住友電工は、ソーラーシステムなどの再生可能エネルギーシステムと組み合わせることを狙った、大電力用のバナジウム電池を提案した。これは、酸化・還元を利用するレドックスフロー(Redox Flow)電池と呼ばれ、V(バナジウム)イオンを充放電させる。負極、正極にそれぞれに電解液を用意し、ポンプでそれぞれの極に電解液を送り込む。リチウムイオンと比べ重量エネルギー密度は低いが、充放電サイクルが1万回以上、とほぼ半永久的といえるほど長い。正極ではバナジウムの5価から4価、負極では3価から2価という放電を行うだけで、析出も溶解もしないためだ。
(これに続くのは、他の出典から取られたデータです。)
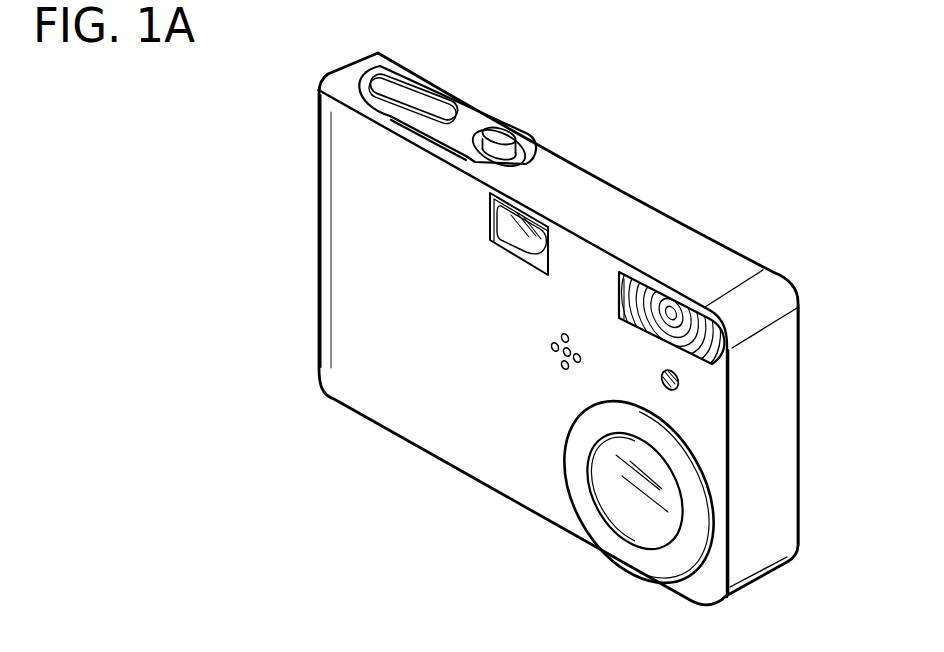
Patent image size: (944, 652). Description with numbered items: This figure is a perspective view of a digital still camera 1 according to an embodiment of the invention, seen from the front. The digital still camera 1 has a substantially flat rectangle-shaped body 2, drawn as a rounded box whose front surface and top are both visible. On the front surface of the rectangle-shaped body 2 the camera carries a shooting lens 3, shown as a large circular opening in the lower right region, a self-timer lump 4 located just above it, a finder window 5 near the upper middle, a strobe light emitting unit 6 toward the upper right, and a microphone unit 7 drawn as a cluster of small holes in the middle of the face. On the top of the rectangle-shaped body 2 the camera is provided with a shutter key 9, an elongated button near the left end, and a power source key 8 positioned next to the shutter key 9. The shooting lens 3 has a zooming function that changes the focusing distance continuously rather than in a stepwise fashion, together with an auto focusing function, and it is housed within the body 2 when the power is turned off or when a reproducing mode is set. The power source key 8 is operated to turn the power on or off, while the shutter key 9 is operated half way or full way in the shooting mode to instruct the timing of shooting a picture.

The digital still camera 1 is at (716, 149).
The rectangle-shaped body 2 is at (800, 356).
The shooting lens 3 is at (618, 491).
The self-timer lump 4 is at (676, 389).
The finder window 5 is at (535, 208).
The strobe light emitting unit 6 is at (682, 308).
The microphone unit 7 is at (547, 359).
The power source key 8 is at (474, 158).
The shutter key 9 is at (406, 103).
さらに大容量化しやすく、充電残量が正確に測定できるというメリットもある。最も小さな研究用で2kW、非常用電源用となると4MWと大出力のバッテリをすでにさまざまな事業所に導入している。ソーラーや風力などの発電の大きな変動を平滑化するのに向くことを訴求していた。

古河電池は、電解液として一般の水道水を利用する方式の電池を展示した。特に災害時に水を1.5リットル入れるだけで電池として使えるようになる。マグネシウム空気電池と呼び、Mg負極、酸素を吸い込む炭素の正極に、水を電解液として使う。平常時は、水を入れないで保存しておく。電池は、最大電気量300Whで、その大きさは233mm(幅)×226mm(奥行)×226mm(高さ)である。バッテリ容量1500mAhを持つスマートフォンなら20回充電できる容量だとしている。出力は5.0V、最大1.2Aで1次電池になる。